The assessment and interpretation of growth is an essential part of care of the newborn infant, and its importance has been appreciated for most of the history of neonatology. Pierre Budin devotes a large part of his textbook from 1900, Le Nourrisson: Alimentation et hygiene. Enfants debiles et enfants nes a terme,1 to the description and assessment of the growth of the newborn infant. Building on the earlier work of Quetelet2 and Bowditch,3 he uses growth charts that will be immediately familiar to a modern reader. Against a grid composed of horizontal divisions marked in age, and a vertical axis of weight, he plots the weight of the individual infant and the “average” growth of “normal” infants1 (Figure 12.1).

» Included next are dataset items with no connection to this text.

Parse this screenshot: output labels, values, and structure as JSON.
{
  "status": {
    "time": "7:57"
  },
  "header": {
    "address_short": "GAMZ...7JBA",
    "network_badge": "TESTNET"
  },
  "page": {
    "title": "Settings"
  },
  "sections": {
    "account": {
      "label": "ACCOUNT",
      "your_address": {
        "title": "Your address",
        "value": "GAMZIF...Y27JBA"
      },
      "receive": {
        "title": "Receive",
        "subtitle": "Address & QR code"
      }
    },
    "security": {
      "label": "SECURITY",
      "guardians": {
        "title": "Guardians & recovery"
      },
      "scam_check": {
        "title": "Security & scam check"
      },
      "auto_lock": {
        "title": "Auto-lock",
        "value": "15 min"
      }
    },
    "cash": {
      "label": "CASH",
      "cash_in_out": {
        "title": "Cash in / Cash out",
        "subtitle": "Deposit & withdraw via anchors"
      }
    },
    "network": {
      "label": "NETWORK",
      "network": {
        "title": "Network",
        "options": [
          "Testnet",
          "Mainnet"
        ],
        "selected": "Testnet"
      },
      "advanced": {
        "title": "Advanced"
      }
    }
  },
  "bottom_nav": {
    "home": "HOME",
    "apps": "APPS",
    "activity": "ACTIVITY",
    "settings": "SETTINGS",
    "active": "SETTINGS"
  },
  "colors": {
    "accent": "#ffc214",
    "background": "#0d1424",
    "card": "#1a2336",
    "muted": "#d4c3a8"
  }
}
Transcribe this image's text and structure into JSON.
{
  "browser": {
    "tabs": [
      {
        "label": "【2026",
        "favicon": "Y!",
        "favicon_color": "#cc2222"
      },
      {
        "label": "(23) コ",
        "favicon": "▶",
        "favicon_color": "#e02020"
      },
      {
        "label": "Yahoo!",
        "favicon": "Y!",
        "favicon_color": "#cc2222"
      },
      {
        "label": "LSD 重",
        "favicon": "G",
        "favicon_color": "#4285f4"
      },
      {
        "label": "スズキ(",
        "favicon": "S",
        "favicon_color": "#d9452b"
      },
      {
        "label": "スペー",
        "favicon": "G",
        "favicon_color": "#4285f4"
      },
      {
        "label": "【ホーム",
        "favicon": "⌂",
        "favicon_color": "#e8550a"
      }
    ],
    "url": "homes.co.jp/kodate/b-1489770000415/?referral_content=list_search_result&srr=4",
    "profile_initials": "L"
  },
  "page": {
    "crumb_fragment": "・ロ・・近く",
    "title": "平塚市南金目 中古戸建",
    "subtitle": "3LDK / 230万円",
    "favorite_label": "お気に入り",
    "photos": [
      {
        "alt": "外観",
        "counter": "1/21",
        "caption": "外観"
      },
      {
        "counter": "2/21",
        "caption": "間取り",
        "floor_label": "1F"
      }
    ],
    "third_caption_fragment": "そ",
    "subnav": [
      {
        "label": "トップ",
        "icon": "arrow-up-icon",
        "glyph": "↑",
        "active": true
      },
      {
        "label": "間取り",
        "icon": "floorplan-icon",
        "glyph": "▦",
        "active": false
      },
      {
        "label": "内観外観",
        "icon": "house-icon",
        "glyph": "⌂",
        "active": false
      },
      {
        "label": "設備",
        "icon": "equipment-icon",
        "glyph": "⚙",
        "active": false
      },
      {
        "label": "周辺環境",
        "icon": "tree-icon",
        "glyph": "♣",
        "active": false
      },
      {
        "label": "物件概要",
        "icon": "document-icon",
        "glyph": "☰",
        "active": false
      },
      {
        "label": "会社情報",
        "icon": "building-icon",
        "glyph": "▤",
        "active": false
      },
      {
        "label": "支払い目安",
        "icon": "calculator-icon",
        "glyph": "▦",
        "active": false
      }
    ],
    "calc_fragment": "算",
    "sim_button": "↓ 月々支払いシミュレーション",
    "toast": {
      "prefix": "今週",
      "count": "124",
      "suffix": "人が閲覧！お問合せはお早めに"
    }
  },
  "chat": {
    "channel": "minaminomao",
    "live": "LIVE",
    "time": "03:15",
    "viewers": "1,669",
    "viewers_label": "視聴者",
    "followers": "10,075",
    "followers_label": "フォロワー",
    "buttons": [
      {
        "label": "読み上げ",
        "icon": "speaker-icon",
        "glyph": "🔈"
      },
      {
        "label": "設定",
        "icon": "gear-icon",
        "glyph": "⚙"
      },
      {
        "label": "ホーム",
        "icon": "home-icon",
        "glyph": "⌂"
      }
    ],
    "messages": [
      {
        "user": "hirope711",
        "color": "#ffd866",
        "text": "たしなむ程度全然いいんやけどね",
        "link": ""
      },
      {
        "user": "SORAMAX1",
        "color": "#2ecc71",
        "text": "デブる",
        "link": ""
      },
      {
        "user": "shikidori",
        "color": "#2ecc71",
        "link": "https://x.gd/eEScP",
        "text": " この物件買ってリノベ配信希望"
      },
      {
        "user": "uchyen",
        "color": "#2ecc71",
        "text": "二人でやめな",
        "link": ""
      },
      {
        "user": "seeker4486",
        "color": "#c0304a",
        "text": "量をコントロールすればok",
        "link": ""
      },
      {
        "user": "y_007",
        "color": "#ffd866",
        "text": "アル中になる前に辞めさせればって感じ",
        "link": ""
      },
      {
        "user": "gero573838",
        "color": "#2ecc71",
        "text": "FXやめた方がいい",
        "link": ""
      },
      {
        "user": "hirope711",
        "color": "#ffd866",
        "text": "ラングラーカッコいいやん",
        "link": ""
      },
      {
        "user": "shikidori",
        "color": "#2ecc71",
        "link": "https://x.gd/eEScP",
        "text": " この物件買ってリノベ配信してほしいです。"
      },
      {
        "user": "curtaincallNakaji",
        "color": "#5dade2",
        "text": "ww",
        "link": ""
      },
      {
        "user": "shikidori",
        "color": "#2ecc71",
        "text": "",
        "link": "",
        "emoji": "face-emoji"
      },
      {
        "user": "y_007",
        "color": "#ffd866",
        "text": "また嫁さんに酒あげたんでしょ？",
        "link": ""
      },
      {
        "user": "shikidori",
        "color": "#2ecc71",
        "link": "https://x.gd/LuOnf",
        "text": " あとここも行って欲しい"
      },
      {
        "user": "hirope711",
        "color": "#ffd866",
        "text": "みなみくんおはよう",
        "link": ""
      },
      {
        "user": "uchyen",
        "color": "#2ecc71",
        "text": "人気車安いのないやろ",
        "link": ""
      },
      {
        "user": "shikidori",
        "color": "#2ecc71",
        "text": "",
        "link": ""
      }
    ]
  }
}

From the start of Lecture VI we read:

I have represented graphically the progress of the average infant’s weight during the first year . . . If a point be placed each week on this chart, in the space corresponding to the weight and age of the infant, the joining of the points will show the curve of its growth, and by comparison, whether it is inferior, equal, or superior to the normal. These charts are of great service both in hospital and in private practice.1 (p. 86)

One thing may strike us as unusual about Budin’s charts; his reference curve consists of a single smoothed line based on the average weight of an infant during the first year of life. No estimate of the variability around this average is presented, nor are differences between the genders mentioned.